Perché l’appetito delle cose mortali non renderebbe essa che è immortale simile
a un mortale, rendendola dissimile dall’immortale? Chi tocca la pece, dice il
Saggio, ne rimarrà sporcato (Eccli 31,1). Godendo delle cose mortali si riveste di
mortalità, e scolora, senza deporla, la veste dell’immortalità, per il sopravvenire
della somiglianza della morte.
4. Pensa ad Eva come la sua anima immortale copri la gloria della sua
immortalità con le vernice della mortalità, amando le cose mortali. Perché mai
essendo immortale, non disprezzò le cose mortali e transitorie, contenta di
quelle simili a lei immortali ed eterne? Vide, dice, che l’albero era bello a vedersi e
buono da mangiare (Gen 3,6). Non è tua, o donna, questa soavità, questo diletto,
questa bellezza, e se è tua per parte del tuo corpo di fango, non è soltanto tua
ma l’hai in comune con tutti gli animali della terra. Quella che è veramente tua
è un’altra ed ha un’altra origine: è, infatti, eterna, ed è dall’eternità. Perché tu
imprimi nell’anima tua un’altra forma, anzi una deformazione che non è tua?
Infatti, ciò che piace avere si teme di perderlo, e il timore è un colore. Questo,
mentre tinge la libertà la ricopre e la rende per questo dissimile a se stessa.

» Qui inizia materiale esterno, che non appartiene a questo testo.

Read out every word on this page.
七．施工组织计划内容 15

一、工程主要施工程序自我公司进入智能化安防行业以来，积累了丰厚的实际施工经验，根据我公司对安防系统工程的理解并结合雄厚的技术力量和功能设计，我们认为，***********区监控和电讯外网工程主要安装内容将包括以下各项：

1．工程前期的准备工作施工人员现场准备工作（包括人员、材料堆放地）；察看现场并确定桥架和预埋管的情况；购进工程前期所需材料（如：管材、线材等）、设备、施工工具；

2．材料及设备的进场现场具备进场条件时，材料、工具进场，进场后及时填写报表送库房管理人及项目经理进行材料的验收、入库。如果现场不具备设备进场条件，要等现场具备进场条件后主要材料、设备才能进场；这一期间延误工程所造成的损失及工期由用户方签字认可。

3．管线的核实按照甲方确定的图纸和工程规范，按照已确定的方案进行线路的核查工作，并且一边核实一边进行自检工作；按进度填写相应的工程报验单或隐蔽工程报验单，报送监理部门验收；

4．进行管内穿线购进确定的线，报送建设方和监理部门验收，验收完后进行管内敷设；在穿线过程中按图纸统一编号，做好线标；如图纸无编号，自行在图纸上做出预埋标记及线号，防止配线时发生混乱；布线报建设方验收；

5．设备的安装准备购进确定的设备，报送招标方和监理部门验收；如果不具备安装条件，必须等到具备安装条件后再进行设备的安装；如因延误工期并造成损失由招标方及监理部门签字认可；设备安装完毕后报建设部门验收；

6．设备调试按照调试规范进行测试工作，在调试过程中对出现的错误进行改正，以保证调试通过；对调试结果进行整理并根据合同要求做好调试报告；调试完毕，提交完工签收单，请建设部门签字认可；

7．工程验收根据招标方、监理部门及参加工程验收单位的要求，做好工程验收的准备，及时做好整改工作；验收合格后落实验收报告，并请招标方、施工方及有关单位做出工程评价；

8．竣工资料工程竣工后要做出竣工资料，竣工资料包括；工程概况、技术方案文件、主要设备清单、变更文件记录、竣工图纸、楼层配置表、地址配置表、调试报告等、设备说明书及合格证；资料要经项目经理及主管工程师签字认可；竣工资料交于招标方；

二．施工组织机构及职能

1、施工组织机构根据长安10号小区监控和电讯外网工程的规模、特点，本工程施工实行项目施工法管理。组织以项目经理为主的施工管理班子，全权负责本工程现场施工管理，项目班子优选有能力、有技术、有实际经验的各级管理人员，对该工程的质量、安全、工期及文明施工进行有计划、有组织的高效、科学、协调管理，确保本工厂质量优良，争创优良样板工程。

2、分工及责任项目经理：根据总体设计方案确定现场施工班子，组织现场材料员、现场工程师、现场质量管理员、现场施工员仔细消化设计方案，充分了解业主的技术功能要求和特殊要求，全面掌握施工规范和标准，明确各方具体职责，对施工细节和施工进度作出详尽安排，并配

Quanto sarebbe più degno della sua origine che nulla bramasse e quindi nulla
temesse, e così difendesse la sua innata libertà da ogni servile timore,
conservandole il suo vigore e la sua bellezza! Ahimè, non è così: Mutato è
l’ottimo colore. Tu fuggi e ti nascondi, senti la voce del Signore Dio e ti nascondi.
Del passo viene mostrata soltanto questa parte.